Знамена развевались, как паруса свободы: над толпой реяли гербы ремесел, братств и приходов. Лошади – украшенные бархатными попонами, в золоченых уздечках, – гарцевали под звон всех колоколов города, и каждый шаг процессии сопровождался рукоплесканиями, восклицаниями, шепотом восхищения. Из окон, затканных пурпурными и лазурными коврами, свешивались лица горожан – женщины с венками в волосах, дети, свесив ноги и хлопая в ладоши, старики с благоговением крестились.
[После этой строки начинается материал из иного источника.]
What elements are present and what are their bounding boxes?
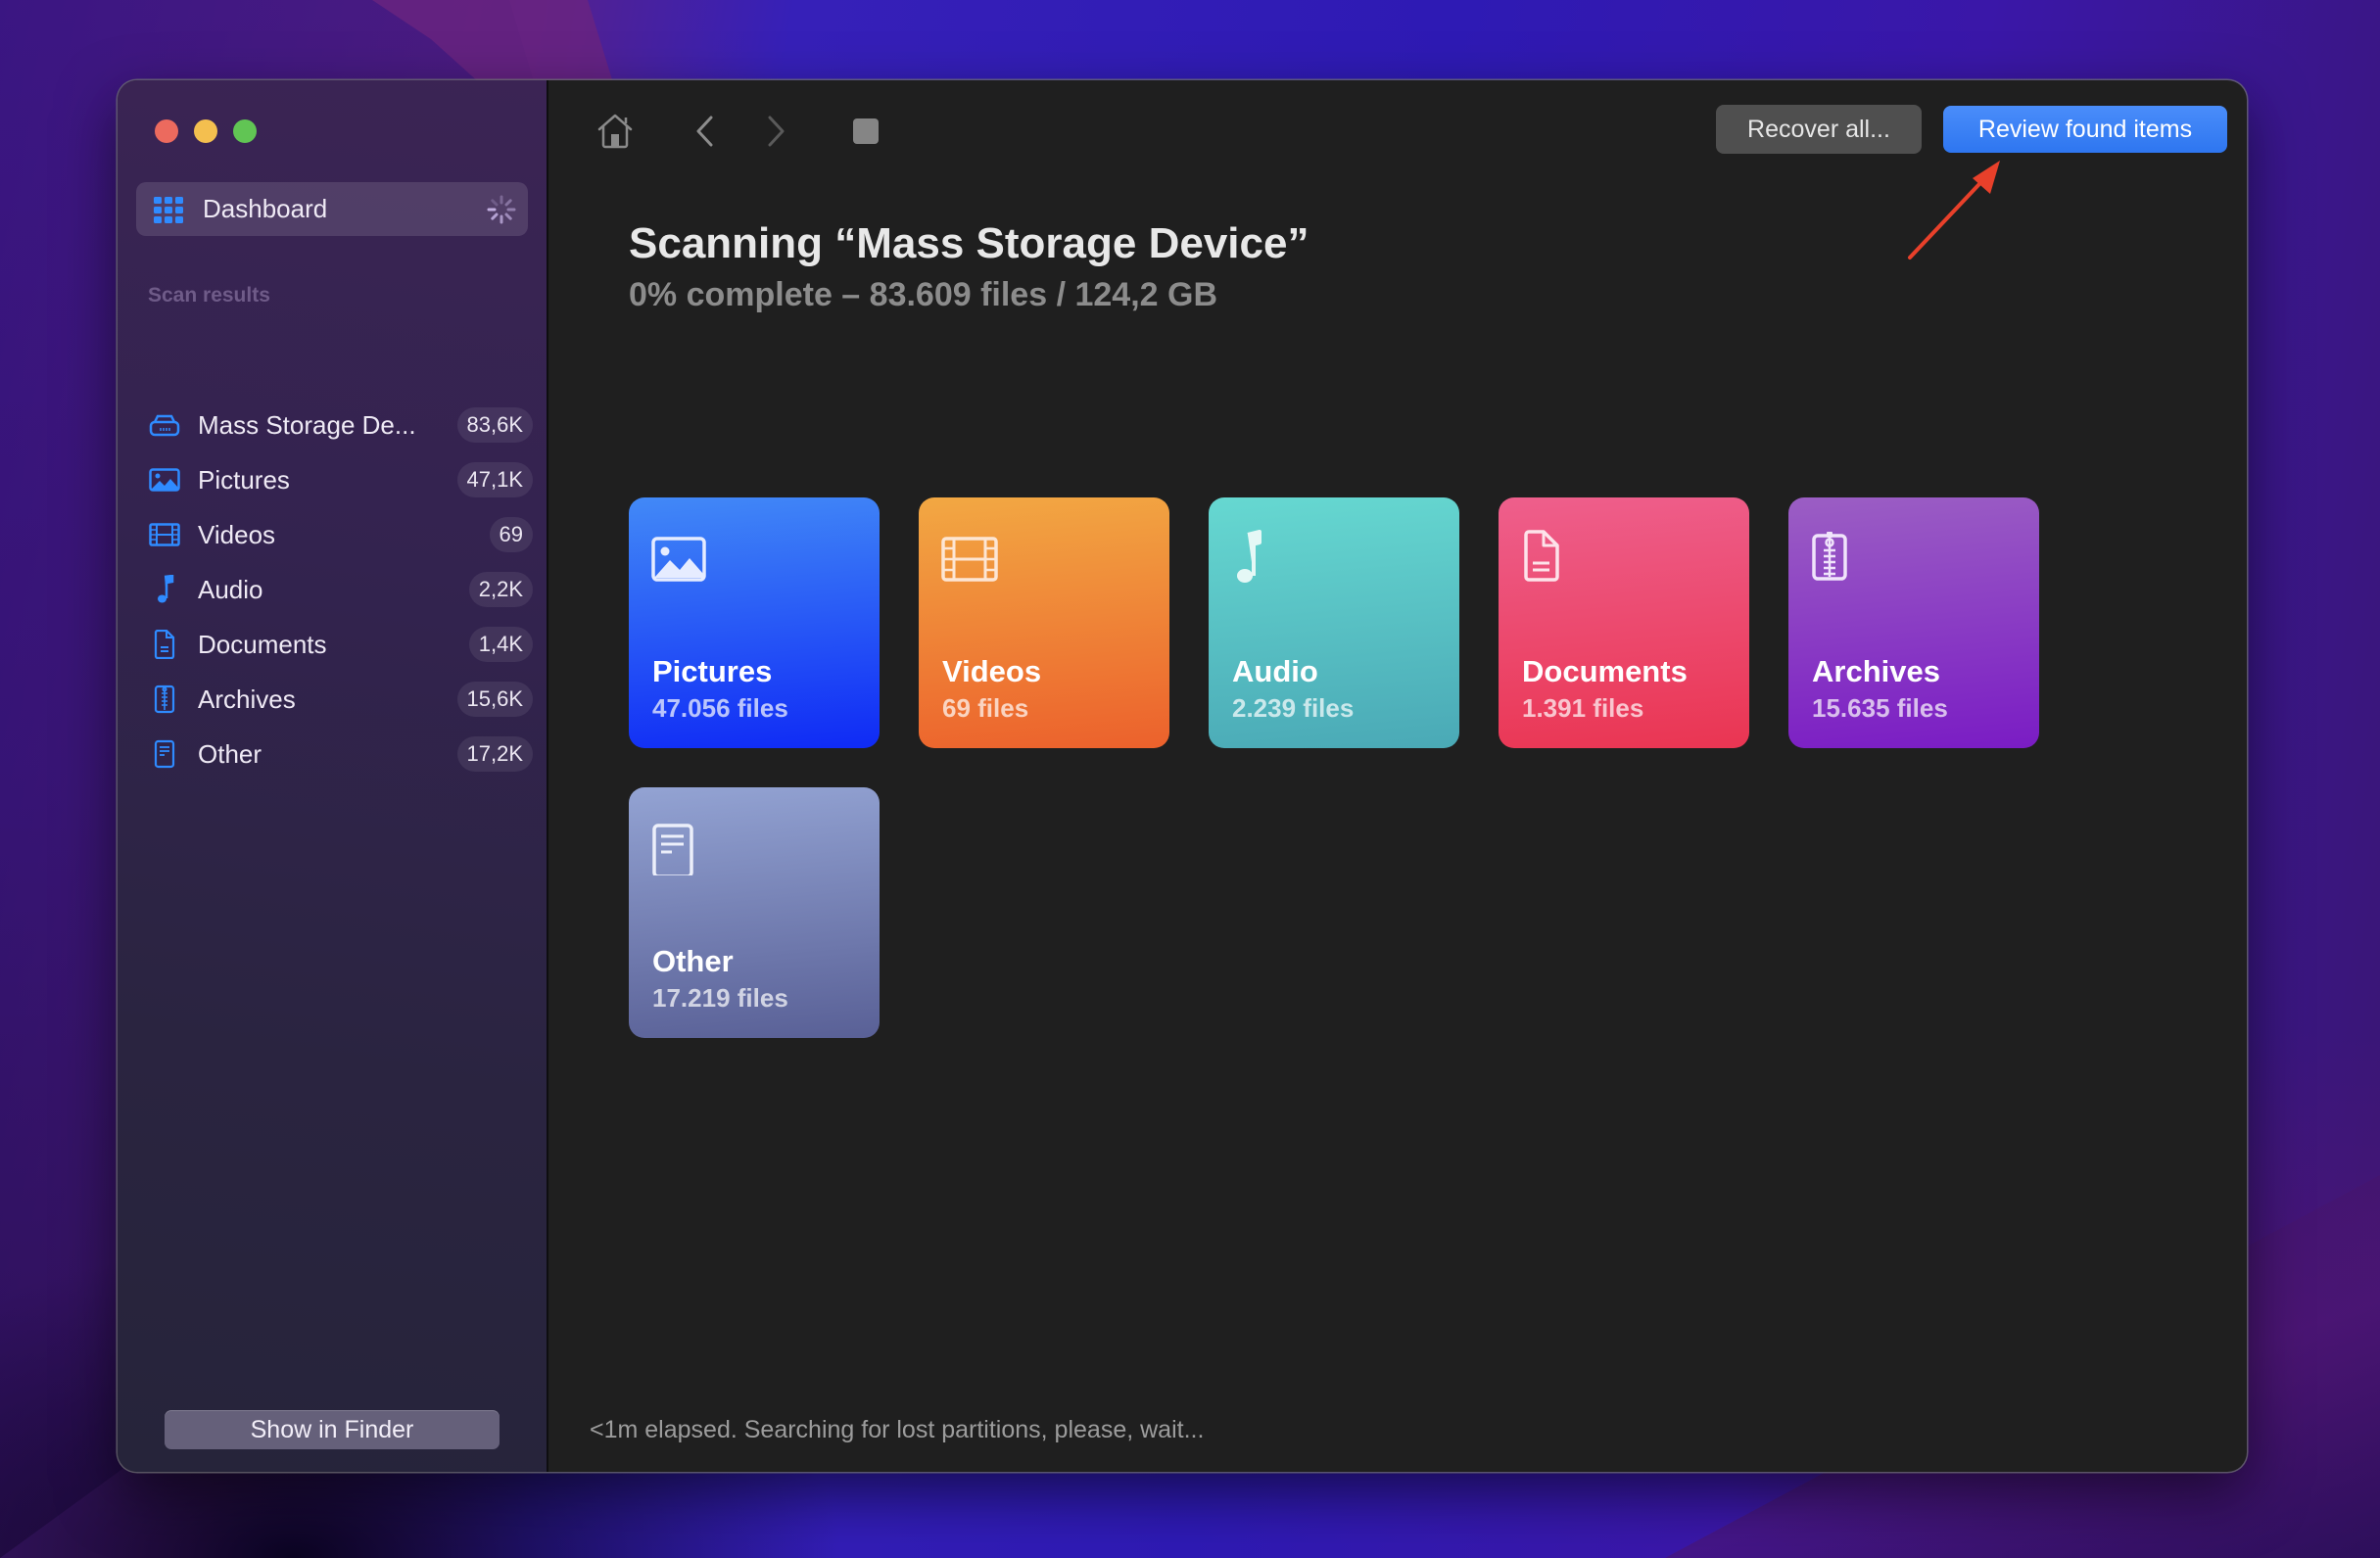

Купцы и мастера стояли перед лавками, выложив на прилавки лучшее, словно это был судный день их ремесленного искусства.
На главной площади, где замирал ветер и замедлялось само время, возвышался балдахин – тканое небо, натянутое на высоте двенадцати метров, сверкающее золотом и синим шелком, как царское одеяние святого. Под ним, в Баптистерии Иоанна, начиналась торжественная месса – хор из лучших певчих Флоренции сливался в небесный гимн, словно ангелы спустились петь вместе с людьми.
А после – разгорячённые толпы бросались в другую стихию: скачки. «Бородатые» лошади – благородные, мощные животные с развевающейся гривой – мчались сквозь узкие улочки, соревнуясь за драгоценный приз: темно-красный штандарт с лилией в серебре и крестом на белом поле. В повозке, что завершала бег, восседали трубачи коммуны и изысканные дамы, чья улыбка была для победителя не меньшей наградой, чем сам штандарт.
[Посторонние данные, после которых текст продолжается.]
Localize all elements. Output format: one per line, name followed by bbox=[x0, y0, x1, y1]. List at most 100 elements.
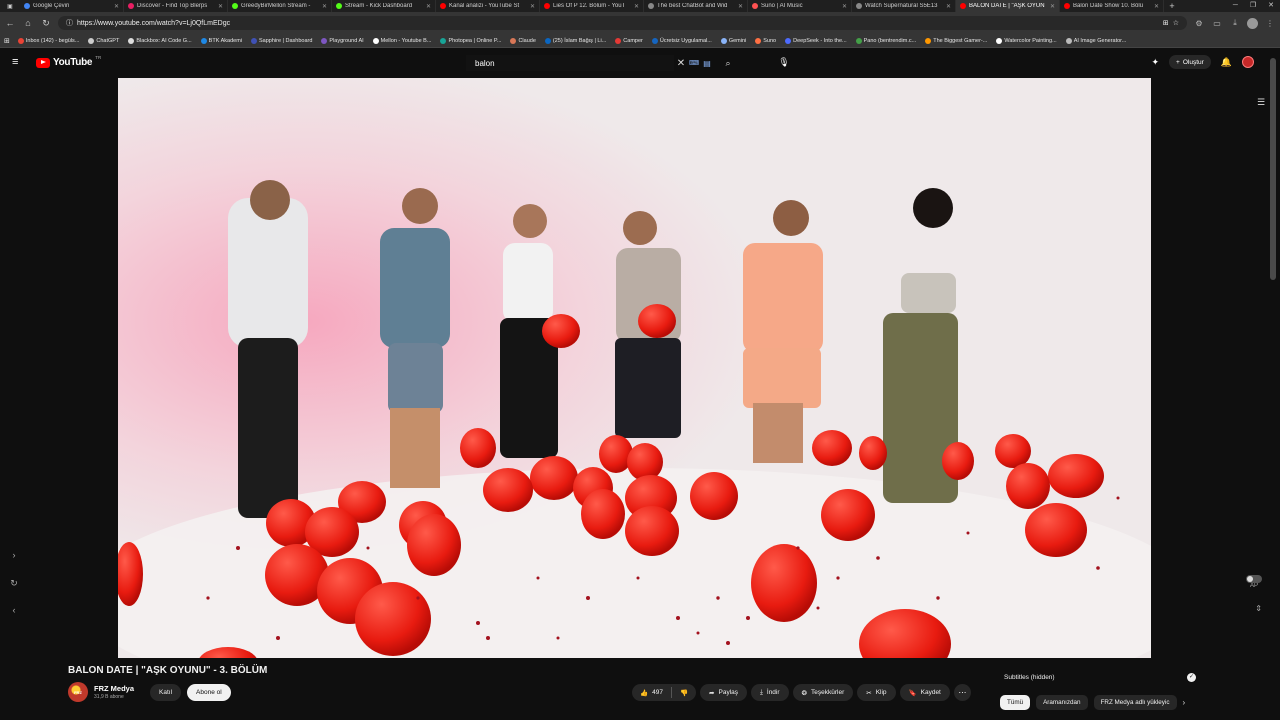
thanks-button[interactable]: ❂ Teşekkürler bbox=[792, 684, 854, 701]
checkmark-icon[interactable]: ✓ bbox=[1187, 673, 1196, 682]
share-button[interactable]: ➦ Paylaş bbox=[700, 684, 748, 701]
download-button[interactable]: ⤓ İndir bbox=[751, 684, 789, 701]
extension-puzzle-icon[interactable]: ✦ bbox=[1151, 57, 1159, 68]
site-info-icon[interactable]: ⓘ bbox=[66, 18, 73, 28]
bookmark-item[interactable]: AI Image Generator... bbox=[1065, 37, 1126, 44]
channel-avatar[interactable]: FRZ bbox=[68, 682, 88, 702]
back-icon[interactable]: ← bbox=[4, 18, 16, 28]
close-window-icon[interactable]: ✕ bbox=[1268, 0, 1274, 12]
chevron-right-icon[interactable]: › bbox=[1183, 698, 1186, 707]
autoplay-toggle[interactable]: AP bbox=[1246, 575, 1262, 589]
bookmark-item[interactable]: Photopea | Online P... bbox=[440, 37, 501, 44]
maximize-icon[interactable]: ❐ bbox=[1250, 0, 1256, 12]
bookmark-item[interactable]: Ücretsiz Uygulamal... bbox=[651, 37, 712, 44]
close-tab-icon[interactable]: ✕ bbox=[738, 3, 743, 10]
join-button[interactable]: Katıl bbox=[150, 683, 182, 701]
apps-grid-icon[interactable]: ⊞ bbox=[4, 37, 10, 45]
expand-vertical-icon[interactable]: ⇕ bbox=[1255, 604, 1262, 613]
browser-menu-icon[interactable]: ⋮ bbox=[1264, 19, 1276, 28]
voice-search-icon[interactable]: 🎙 bbox=[778, 57, 790, 69]
search-input[interactable]: balon bbox=[466, 55, 674, 71]
new-tab-button[interactable]: + bbox=[1164, 1, 1180, 11]
save-button[interactable]: 🔖 Kaydet bbox=[899, 684, 950, 701]
more-actions-icon[interactable]: ⋯ bbox=[953, 684, 971, 701]
close-tab-icon[interactable]: ✕ bbox=[530, 3, 535, 10]
bookmark-item[interactable]: (25) İslam Bağış | Li... bbox=[544, 37, 606, 44]
tab-title: Watch Supernatural S5E13 bbox=[865, 3, 938, 9]
window-menu-icon[interactable]: ▣ bbox=[0, 3, 20, 10]
translate-extension-icon[interactable]: ▤ bbox=[700, 59, 714, 68]
page-scrollbar[interactable] bbox=[1270, 58, 1276, 280]
collapse-left-icon[interactable]: ‹ bbox=[8, 605, 20, 615]
bookmark-star-icon[interactable]: ☆ bbox=[1173, 19, 1179, 27]
side-panel-menu-icon[interactable]: ☰ bbox=[1254, 97, 1268, 109]
close-tab-icon[interactable]: ✕ bbox=[842, 3, 847, 10]
bookmark-item[interactable]: DeepSeek - Into the... bbox=[785, 37, 847, 44]
profile-avatar[interactable] bbox=[1247, 17, 1258, 29]
browser-tab[interactable]: Lies Of P 12. Bölüm - YouT ✕ bbox=[540, 0, 644, 12]
create-button[interactable]: + Oluştur bbox=[1169, 55, 1211, 69]
bookmark-item[interactable]: Playground AI bbox=[321, 37, 364, 44]
keyboard-icon[interactable]: ⌨ bbox=[688, 59, 700, 67]
browser-tab[interactable]: Suno | AI Music ✕ bbox=[748, 0, 852, 12]
browser-tab[interactable]: Watch Supernatural S5E13 ✕ bbox=[852, 0, 956, 12]
close-tab-icon[interactable]: ✕ bbox=[946, 3, 951, 10]
minimize-icon[interactable]: ─ bbox=[1233, 0, 1238, 12]
bookmark-item[interactable]: Claude bbox=[510, 37, 536, 44]
browser-tab[interactable]: Stream - Kick Dashboard ✕ bbox=[332, 0, 436, 12]
bookmark-item[interactable]: Pano (bentrendim.c... bbox=[855, 37, 916, 44]
browser-tab[interactable]: Kanal analizi - YouTube St ✕ bbox=[436, 0, 540, 12]
search-button[interactable]: ⌕ bbox=[714, 55, 742, 71]
bookmark-item[interactable]: Blackbox: AI Code G... bbox=[128, 37, 192, 44]
user-avatar[interactable] bbox=[1242, 56, 1254, 68]
bookmark-item[interactable]: Gemini bbox=[720, 37, 746, 44]
close-tab-icon[interactable]: ✕ bbox=[1050, 3, 1055, 10]
browser-tab[interactable]: Discover - Find Top Blerps ✕ bbox=[124, 0, 228, 12]
chip-from-search[interactable]: Aramanızdan bbox=[1036, 695, 1088, 710]
browser-tab[interactable]: The best ChatBot and Wid ✕ bbox=[644, 0, 748, 12]
bookmark-item[interactable]: Suno bbox=[755, 37, 776, 44]
chip-from-uploader[interactable]: FRZ Medya adlı yükleyic bbox=[1093, 695, 1177, 710]
channel-name[interactable]: FRZ Medya bbox=[94, 684, 134, 693]
clear-search-icon[interactable]: ✕ bbox=[674, 58, 688, 69]
url-bar[interactable]: ⓘ https://www.youtube.com/watch?v=Lj0QfL… bbox=[58, 16, 1187, 30]
chip-all[interactable]: Tümü bbox=[1000, 695, 1031, 710]
video-player[interactable] bbox=[118, 78, 1151, 658]
bookmark-item[interactable]: Sapphire | Dashboard bbox=[251, 37, 312, 44]
dislike-button[interactable]: 👎 bbox=[672, 684, 696, 701]
close-tab-icon[interactable]: ✕ bbox=[218, 3, 223, 10]
youtube-logo[interactable]: YouTube TR bbox=[36, 55, 101, 68]
browser-tab[interactable]: BALON DATE | "AŞK OYUN ✕ bbox=[956, 0, 1060, 12]
close-tab-icon[interactable]: ✕ bbox=[426, 3, 431, 10]
bookmark-item[interactable]: ChatGPT bbox=[88, 37, 119, 44]
close-tab-icon[interactable]: ✕ bbox=[114, 3, 119, 10]
close-tab-icon[interactable]: ✕ bbox=[322, 3, 327, 10]
bookmark-item[interactable]: BTK Akademi bbox=[200, 37, 242, 44]
reload-icon[interactable]: ↻ bbox=[40, 18, 52, 29]
subscribe-button[interactable]: Abone ol bbox=[187, 683, 231, 701]
bookmark-favicon-icon bbox=[128, 37, 135, 44]
bookmark-item[interactable]: The Biggest Gamer-... bbox=[925, 37, 987, 44]
hamburger-menu-icon[interactable]: ≡ bbox=[12, 57, 23, 68]
bookmark-item[interactable]: Camper bbox=[615, 37, 643, 44]
clip-button[interactable]: ✂ Klip bbox=[857, 684, 896, 701]
bookmark-item[interactable]: Inbox (142) - begüls... bbox=[17, 37, 79, 44]
downloads-icon[interactable]: ⤓ bbox=[1229, 18, 1241, 28]
like-button[interactable]: 👍 497 bbox=[632, 684, 671, 701]
expand-right-icon[interactable]: › bbox=[8, 550, 20, 560]
browser-tab[interactable]: GreedyBirMellon Stream - ✕ bbox=[228, 0, 332, 12]
bookmark-item[interactable]: Mellon - Youtube B... bbox=[372, 37, 431, 44]
install-app-icon[interactable]: ⊞ bbox=[1163, 19, 1169, 27]
close-tab-icon[interactable]: ✕ bbox=[634, 3, 639, 10]
notifications-bell-icon[interactable]: 🔔 bbox=[1221, 57, 1232, 68]
refresh-small-icon[interactable]: ↻ bbox=[8, 578, 20, 589]
url-text: https://www.youtube.com/watch?v=Lj0QfLmE… bbox=[77, 19, 231, 27]
tab-favicon-icon bbox=[544, 3, 550, 9]
sidebar-icon[interactable]: ▭ bbox=[1211, 19, 1223, 28]
close-tab-icon[interactable]: ✕ bbox=[1154, 3, 1159, 10]
browser-tab[interactable]: Balon Date Show 10. Bölü ✕ bbox=[1060, 0, 1164, 12]
extensions-icon[interactable]: ⚙ bbox=[1193, 19, 1205, 28]
bookmark-item[interactable]: Watercolor Painting... bbox=[996, 37, 1057, 44]
browser-tab[interactable]: Google Çeviri ✕ bbox=[20, 0, 124, 12]
home-icon[interactable]: ⌂ bbox=[22, 18, 34, 28]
Однако Леонардо не участвовал в этом всеобщем ликовании. За плотно прикрытыми ставнями его мастерской царила сосредоточенная тишина. Он работал. Перьевой карандаш шуршал по бумаге, кисть смешивала цвета на палитре, механический чертёж медленно рождался на пюпитре.
– Маэстро, – с удивлением спросил один из учеников, заглянув в тень мастерской, – отчего вы не празднуете? Вся Фьоренца поёт и пляшет, славя святого Иоанна!
Леонардо оторвал взгляд от листа, на миг задержался в тишине, а затем сдержанно произнёс, в голосе его прозвучала ирония и печаль:
– Иоанн Креститель, пророк пустыни, человек в меховой одежде и саранчой в пище, вряд ли мог бы обрадоваться такому расточительству, этим золочёным плащам, трубам, крикам и победным лошадям. Он был не триумфатор, а смиренный предтеча Мессии. Мне ближе то празднование, что некогда совершалось в честь солнцестояния, языческое и земное, связанное с Матушкой Природой, – он слегка улыбнулся. – Но я не вправе запрещать вам веселиться, если душа того требует. Мир вам. И радость – если она вам по сердцу.